I received a question from a recent seminar participant that was buried in one of the comments. I started to answer it there, but when I finished I realized it was way too long to be just a comment … so I repost it here.

The question was “So, how does one confront the “Fog Horns” that create so much conflict in the transforming church? And the words to use? While I enjoyed reading several of your articles, I did not readily find anything on the subject.”

The following response is predicated on the need to confront a congregational controller after they’ve “misbehaved.”

Step one: Develop congregational expected behaviors. If you don’t do this, you cannot effectively move on to step two. DO NOT SKIP THIS STEP. I’ve written about this is a number of other posts, so I won’t belabor it here. Except to say again, do not skip this step!!!!!

Step two: Rely on Matthew 18:15-17 when someone misbehaves.

  • After an incident, the pastor or board chair immediately visits the controller one-on-one and says, “As a congregation, we’ve agreed that we will not treat one another like this. Your behavior wasn’t in keeping with our expected behaviors. This cannot continue.” If an apology and repentance is offered, the issue is done (until the next time, if there ever is a next time). If, on the other hand, the controller refuses to repent and/or makes excuses or turns the blame on the board/pastor/committee/church etc., conflict resolution goes to the next level.
  • The pastor or board chair reports to the executive committee (if the board is over 12 people) or to the board the response. Then two people, the original visitor and one other (typically an elder or a senior member of the board/executive committee) goes to the controller and says, essentially, the same thing as in the first visit, except this time the controller is told that the behavior will not be tolerated and that it must cease. If the controller repents, the issue is done. If not, the conflict resolution goes to the final level.
  • The two visitors next report to the board (the whole group this time) about the visits. The board should discuss the issue and the behavior. If the board agrees that the behavior was and is inconsistent with the congregation’s expected behavior covenant, then they have no choice but to invite the controller to appear before them. If the controller comes (highly unlikely in my experience), the board then informs the controller that the controller’s behavior is unacceptable and if the behavior does not immediately cease, then the board has no choice but to remove the controller from all leadership positions and to instruct the controller to not return to the church until they have decided to behave otherwise … and if they so decide, the controller must seek reconciliation beginning with the pastor and then the board.  In other words, show the controller the door and tell them to not come back until they’ve had a change of heart.

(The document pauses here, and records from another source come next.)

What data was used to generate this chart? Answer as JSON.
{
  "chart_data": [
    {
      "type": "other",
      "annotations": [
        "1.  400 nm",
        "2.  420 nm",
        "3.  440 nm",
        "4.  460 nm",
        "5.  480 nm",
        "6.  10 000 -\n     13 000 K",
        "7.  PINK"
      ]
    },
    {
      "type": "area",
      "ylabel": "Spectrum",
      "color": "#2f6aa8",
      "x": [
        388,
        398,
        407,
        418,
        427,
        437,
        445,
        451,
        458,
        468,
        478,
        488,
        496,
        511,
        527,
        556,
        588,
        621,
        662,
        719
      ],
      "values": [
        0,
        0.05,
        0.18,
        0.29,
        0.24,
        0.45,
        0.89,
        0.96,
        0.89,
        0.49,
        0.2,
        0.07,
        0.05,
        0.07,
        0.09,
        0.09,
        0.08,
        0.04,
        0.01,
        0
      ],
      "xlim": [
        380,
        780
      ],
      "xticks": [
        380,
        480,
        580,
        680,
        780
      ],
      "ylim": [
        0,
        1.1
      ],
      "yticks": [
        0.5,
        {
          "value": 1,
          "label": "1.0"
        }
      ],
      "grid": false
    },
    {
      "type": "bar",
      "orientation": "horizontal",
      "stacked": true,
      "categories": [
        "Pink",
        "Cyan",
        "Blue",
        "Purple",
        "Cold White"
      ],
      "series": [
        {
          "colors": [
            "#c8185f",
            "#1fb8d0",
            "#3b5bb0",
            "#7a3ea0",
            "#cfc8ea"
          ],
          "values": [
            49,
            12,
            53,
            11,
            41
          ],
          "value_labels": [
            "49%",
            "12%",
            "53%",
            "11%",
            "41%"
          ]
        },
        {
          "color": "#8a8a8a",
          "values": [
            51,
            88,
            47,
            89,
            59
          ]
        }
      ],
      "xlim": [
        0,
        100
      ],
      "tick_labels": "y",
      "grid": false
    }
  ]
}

Is this easy? No. I’ve had to do it four times during my ministry career. It’s painful and hurtful and unpleasant. But in every case … and I mean every case … when a controller is removed, there is a collective sigh of relief by the congregation. Attendance goes up (after the supporters of the controller leave in protest), giving goes up, and the spirit of the church improves significantly. Oh, and one other side benefit. Other would-be controllers notice … and when they act out (and they will), you’ll seldom have to get past the one-on-one confrontation. They know the congregation means business – and that they’re not afraid to be faithful to Jesus and his conflict instructions.